Tudor Deliu (29 October 1955 – 4 August 2023) was a Moldovan politician, professor, and lecturer. He was a member of the Parliament of Moldova from 2010 to 2019, on the lists of the Liberal Democratic Party of Moldova, acting as chairperson of the parliamentary faction of PLDM and secretary of the "Parliamentary Commission, Appointments and Immunities".

==Political life==
During the period from 1990 to 1994, Deliu was mayor of Răzeni village in Ialoveni District.

Tudor Deliu was the first president of the social-political movement "For the Nation and Country Party" (now the Greater Moldova Party) from 5 May 2007 to the summer of 2008, when the party joined the Liberal Democratic Party of Moldova. Subsequently, Tudor Deliu was on the PLDM electoral lists, but the movement continued to function.

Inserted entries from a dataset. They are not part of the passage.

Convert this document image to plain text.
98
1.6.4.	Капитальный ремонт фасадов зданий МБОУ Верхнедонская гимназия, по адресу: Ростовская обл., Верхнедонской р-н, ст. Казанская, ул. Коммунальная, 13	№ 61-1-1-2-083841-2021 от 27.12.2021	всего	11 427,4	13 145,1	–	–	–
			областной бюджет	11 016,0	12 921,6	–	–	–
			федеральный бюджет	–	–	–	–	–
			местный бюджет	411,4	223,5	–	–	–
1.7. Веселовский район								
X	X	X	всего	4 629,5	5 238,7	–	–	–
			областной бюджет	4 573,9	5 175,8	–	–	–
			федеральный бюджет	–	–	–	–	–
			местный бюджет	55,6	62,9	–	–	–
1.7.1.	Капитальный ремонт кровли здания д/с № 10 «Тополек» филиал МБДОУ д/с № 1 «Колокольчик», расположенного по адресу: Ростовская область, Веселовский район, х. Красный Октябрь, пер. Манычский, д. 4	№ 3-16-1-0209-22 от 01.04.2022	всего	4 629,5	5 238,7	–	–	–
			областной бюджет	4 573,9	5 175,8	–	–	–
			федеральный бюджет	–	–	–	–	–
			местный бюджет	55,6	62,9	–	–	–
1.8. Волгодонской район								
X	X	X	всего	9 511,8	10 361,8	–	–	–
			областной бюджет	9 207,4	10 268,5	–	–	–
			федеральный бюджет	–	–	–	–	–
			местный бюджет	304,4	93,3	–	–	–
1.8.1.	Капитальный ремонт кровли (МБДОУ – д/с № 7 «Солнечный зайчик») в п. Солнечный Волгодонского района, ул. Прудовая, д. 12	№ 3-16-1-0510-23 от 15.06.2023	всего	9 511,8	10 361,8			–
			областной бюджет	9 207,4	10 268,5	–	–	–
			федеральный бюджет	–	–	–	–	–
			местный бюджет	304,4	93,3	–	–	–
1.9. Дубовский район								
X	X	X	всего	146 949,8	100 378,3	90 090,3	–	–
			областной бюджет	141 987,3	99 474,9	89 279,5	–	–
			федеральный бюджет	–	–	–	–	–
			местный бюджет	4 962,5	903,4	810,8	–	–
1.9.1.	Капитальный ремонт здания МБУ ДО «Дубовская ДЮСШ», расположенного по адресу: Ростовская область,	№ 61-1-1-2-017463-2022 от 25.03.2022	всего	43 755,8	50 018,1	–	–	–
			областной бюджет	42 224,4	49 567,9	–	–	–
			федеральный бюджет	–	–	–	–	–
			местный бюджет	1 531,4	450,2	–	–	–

In 2014 he was included in position 52 in the "TOP 100 most influential politicians of November 2014" (from the Republic of Moldova) in the version of Institute for Political Analysis and Consultancy ”POLITICON”.

On 9 September 2018, at the 7th Congress of the Liberal Democratic Party of Moldova, Tudor Deliu was elected the new party's president.

According to the polls made in 2019 referring to the most popular politicians of the Republic of Moldova, Tudor Deliu is positioned eleventh among the top of politicians in which Moldovans have the highest trust and in another opinion poll it was positioned on the thirteenth position.

==Personal life and death==
Deliu was a football fan, played football and even coached a local team. He was married and has three children. Besides Romanian, he also spoke French and Russian. Tudor Deliu was a veteran of the armed conflict on the left bank of the Dniester, where he was the Major General of the Carabinieri.

Tudor Deliu died on 4 August 2023, at the age of 67.